AI tools are revolutionizing software development by automating repetitive tasks, refactoring bloated code, and identifying bugs in real-time. Developers can now generate well-structured code from plain language prompts, saving hours of manual work. These tools learn from vast codebases and provide context-aware recommendations that increase productivity and reduce errors. Engineers can prototype faster, iterate faster, and focus on solving increasingly complex problems instead of starting from scratch.
As code generation tools grow in popularity, questions arise about the future size and structure of engineering teams. Earlier this year, Garry Tan, CEO of startup accelerator Y Combinator, said that about a quarter of its current customers use AI to create more than 95% of their software. In an interview with CNBC“What this means for founders is that they don’t need a team of 50 or 100 engineers and they don’t need to raise that much capital. Funding takes much longer,” Tan said.
Coding using AI While it may provide a quick solution for budget-strapped companies, the long-term impact on the field and workforce cannot be ignored.
Human expertise could decline as AI-powered coding rises
In the age of AI, the traditional path to coding expertise that has long supported senior developers may be at risk. Easy access to large-scale language models (LLMs) allows junior programmers to quickly identify problems in their code. While this speeds up software development, it can take developers away from their work and slow the growth of core problem-solving skills. As a result, you may be able to avoid the intensive and sometimes unpleasant hours required to build your expertise and get on the path to success as a senior developer.
Consider Anthropic’s Claude Code. It’s a terminal-based assistant built on the Claude 3.7 Sonnet model that automates finding and resolving bugs, writing tests, and refactoring your code. Natural language commands reduce repetitive manual tasks and increase productivity.
Microsoft has also released two open source frameworks, AutoGen and Semantic Kernel, to support the development of agent AI systems. AutoGen enables asynchronous messaging, modular components, and distributed agent collaboration to build complex workflows with minimal human input. Semantic Kernel is an SDK that integrates LLM with languages such as C#, Python, and Java, allowing developers to build AI agents to automate tasks and manage enterprise applications.
The availability of these tools from Anthropic, Microsoft, and others may reduce opportunities for programmers to develop and deepen their skills. Rather than “banging their heads against the wall” to debug a few lines or select a library to unlock new features, junior developers might just ask AI for help. This means that advanced programmers with problem-solving skills honed over decades can become an endangered species.
Over-reliance on AI to write code risks undermining developers’ hands-on experience and understanding of key programming concepts. Without regular practice, you can have a hard time debugging, optimizing, or designing systems on your own.

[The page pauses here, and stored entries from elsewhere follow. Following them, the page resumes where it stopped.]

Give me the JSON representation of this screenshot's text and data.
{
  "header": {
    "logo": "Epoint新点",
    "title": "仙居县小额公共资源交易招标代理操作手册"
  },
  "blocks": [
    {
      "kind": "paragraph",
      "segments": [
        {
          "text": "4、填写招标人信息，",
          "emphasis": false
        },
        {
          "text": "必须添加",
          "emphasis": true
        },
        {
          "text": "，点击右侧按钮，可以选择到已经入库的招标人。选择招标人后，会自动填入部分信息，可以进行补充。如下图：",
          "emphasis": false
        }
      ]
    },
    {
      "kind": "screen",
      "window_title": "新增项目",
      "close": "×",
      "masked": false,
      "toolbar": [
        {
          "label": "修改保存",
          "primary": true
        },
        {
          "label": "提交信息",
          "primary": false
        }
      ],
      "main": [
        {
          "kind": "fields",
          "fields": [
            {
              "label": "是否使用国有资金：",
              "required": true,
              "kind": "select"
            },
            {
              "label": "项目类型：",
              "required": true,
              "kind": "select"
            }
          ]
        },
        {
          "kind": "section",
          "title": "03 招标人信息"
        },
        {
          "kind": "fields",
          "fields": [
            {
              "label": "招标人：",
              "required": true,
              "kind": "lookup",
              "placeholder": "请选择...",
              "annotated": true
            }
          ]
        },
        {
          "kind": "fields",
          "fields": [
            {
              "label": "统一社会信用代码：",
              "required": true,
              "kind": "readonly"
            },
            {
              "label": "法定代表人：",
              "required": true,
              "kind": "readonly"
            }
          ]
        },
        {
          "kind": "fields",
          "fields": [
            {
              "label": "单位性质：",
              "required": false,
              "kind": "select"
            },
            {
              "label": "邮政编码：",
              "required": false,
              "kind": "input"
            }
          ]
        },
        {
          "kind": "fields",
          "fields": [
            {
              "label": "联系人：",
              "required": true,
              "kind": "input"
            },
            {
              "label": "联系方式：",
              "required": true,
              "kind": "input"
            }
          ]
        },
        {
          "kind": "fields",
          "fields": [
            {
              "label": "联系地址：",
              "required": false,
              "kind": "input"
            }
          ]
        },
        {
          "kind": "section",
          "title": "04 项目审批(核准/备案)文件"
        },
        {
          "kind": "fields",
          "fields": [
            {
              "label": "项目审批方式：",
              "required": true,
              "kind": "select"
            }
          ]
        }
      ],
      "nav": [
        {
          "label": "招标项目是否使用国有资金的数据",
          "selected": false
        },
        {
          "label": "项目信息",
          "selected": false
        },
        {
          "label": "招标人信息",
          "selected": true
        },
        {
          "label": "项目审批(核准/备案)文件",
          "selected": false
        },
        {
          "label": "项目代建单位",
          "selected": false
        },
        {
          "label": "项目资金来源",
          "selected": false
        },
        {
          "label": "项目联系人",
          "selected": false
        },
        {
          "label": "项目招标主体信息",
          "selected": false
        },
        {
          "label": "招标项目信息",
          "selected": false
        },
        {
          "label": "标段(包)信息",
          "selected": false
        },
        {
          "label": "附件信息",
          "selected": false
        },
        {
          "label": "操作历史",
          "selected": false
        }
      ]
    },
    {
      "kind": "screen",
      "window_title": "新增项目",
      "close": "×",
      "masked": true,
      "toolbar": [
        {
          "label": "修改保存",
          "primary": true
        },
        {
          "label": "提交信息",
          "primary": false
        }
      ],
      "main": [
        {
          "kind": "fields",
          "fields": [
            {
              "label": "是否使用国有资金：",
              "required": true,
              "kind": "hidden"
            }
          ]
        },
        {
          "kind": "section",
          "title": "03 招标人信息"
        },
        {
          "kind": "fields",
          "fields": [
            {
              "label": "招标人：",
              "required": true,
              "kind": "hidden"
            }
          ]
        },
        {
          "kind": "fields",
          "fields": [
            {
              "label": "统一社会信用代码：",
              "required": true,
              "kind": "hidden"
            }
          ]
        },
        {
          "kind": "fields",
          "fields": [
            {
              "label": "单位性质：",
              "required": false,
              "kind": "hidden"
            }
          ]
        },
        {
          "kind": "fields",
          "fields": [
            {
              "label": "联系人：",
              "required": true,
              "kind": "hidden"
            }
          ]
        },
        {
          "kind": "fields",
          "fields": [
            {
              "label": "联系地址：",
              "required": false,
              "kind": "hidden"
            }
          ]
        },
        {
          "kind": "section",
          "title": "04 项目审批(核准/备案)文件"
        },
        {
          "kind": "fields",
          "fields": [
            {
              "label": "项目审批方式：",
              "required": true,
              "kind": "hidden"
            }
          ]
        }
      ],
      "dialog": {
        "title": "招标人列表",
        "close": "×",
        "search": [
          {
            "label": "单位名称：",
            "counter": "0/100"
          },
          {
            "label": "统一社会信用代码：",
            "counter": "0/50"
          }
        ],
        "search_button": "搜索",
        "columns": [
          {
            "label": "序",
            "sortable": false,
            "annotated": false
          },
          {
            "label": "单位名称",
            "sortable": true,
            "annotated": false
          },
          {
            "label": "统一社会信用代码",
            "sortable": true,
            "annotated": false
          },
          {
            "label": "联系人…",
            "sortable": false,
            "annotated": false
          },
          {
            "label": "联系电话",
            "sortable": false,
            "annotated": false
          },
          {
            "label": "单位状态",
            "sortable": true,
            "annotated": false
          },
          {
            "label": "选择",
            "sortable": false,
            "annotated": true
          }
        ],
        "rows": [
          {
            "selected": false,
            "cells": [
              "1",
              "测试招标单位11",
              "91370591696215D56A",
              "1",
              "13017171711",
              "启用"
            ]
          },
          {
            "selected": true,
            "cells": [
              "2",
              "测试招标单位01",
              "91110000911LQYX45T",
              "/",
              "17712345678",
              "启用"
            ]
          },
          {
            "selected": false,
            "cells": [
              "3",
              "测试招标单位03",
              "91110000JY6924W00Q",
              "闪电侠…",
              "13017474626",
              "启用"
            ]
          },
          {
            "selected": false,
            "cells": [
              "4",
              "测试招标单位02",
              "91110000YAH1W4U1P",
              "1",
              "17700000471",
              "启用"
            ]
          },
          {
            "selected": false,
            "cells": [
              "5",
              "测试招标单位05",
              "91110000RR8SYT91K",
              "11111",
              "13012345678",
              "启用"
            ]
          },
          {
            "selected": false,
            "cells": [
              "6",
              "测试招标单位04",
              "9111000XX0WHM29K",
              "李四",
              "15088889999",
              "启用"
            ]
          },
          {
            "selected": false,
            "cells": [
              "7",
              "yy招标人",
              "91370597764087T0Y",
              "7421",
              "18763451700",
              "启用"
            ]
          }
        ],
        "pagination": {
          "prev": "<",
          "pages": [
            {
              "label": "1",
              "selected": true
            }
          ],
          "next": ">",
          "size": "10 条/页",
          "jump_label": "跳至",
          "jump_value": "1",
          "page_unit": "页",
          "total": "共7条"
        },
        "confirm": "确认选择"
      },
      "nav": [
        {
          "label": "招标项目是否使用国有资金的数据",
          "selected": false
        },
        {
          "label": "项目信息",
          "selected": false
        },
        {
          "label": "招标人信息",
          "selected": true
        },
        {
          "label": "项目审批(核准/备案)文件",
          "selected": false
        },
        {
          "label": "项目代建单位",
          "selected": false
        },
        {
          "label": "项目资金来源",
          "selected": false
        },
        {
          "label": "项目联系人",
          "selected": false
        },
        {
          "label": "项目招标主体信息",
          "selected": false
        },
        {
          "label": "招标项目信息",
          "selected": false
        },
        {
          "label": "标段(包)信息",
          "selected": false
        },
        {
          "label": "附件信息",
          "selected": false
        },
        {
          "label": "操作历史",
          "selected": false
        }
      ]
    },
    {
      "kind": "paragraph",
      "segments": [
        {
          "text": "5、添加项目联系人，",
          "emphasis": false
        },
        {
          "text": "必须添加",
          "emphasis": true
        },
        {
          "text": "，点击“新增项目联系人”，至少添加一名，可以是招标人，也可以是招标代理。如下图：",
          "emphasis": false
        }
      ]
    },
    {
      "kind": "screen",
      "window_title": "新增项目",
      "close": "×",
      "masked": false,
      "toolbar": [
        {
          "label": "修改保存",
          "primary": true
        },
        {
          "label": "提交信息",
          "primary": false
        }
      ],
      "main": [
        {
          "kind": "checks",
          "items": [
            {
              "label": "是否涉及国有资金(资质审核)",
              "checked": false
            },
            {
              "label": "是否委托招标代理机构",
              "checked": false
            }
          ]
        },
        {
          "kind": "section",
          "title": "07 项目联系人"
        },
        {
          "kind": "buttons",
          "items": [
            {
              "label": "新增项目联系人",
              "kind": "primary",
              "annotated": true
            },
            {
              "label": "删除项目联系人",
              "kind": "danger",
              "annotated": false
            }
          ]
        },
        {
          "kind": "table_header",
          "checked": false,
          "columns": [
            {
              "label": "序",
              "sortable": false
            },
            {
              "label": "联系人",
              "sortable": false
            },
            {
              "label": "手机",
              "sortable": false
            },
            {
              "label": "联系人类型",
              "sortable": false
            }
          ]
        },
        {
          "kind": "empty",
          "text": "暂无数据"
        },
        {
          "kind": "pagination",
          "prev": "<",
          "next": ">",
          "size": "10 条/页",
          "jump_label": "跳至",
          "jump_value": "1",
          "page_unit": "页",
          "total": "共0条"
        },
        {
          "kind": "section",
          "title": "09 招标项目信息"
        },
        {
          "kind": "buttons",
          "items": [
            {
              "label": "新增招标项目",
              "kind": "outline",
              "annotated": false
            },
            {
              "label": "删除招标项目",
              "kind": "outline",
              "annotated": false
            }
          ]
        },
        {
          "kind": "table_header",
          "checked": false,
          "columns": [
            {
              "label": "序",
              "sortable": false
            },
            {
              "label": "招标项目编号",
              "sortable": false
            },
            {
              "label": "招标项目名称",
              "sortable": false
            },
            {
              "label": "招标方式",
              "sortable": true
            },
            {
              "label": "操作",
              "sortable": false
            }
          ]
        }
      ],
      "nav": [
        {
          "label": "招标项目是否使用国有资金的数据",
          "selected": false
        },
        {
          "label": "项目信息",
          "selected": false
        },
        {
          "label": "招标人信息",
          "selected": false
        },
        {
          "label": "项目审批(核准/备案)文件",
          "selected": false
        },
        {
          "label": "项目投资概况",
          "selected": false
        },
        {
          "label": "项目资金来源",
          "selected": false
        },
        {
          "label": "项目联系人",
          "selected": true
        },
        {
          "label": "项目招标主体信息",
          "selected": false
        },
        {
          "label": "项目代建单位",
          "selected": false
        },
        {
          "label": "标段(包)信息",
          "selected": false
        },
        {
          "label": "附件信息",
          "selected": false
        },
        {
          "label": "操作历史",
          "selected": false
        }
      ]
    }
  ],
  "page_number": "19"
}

Ultimately, a decline in this skill can impair critical thinking, creativity, and adaptability. These qualities are essential not only for coding, but also for evaluating the quality and logic of solutions generated by AI.
AI as a Mentor: Turning Code Automation into Practical Learning
While there are legitimate concerns that AI will diminish the skills of human developers, companies should not ignore AI-enabled coding. Developers must carefully consider when and how to introduce AI tools during development. These tools don’t just increase your productivity; They act as interactive mentors, guiding programmers in real time by providing explanations, alternatives, and best practices.
when you areUsing sed as a training tool allows AI to enhance its learning by showing programmers why the code is broken and how to fix it, rather than simply applying a solution. For example, junior developers using Claude Code may receive instant feedback on inefficient syntax or logic errors, with suggestions linked to detailed explanations. This allows for active learning rather than passive correction. This is a win-win, allowing you to shorten project schedules without having junior programmers do all the work.
Additionally, the coding framework can support experimentation by allowing developers to prototype agent workflows and integrate LLM without requiring prior expert-level knowledge. By observing how AI builds and refines code, junior developers who engage with these tools can internalize patterns, architectural decisions, and debugging strategies, mirroring traditional learning processes such as trial and error, code reviews, and mentoring.
However, AI coding assistants should not replace actual mentorship or pair programming. Pull requests and formal code reviews remain essential for mentoring new, inexperienced team members. We are still far from the stage where AI can improve the skills of junior developers on its own.
Companies and educators can build structured development programs around these tools that focus on understanding code so that AI is used as a training partner rather than a crutch. This causes programmers to question the AI’s output and requires manual refactoring exercises. In this way, AI is not a replacement for human ingenuity, but a catalyst for accelerated experiential learning.
Bridging the gap between automation and education
When used intentionally, AI does more than just write code. We teach coding by combining automation and education to prepare developers for a future where deep understanding and adaptability remain essential.
Embracing AI as a mentor, a programming partner, and a team of developers who can address the problem at hand can bridge the gap between effective automation and education. We help developers grow with the tools they use. As AI evolves, so too will human skill sets, creating a generation of efficient and deeply knowledgeable programmers.
Richard Sonnenblick is the Chief Data Scientist for: floor plan.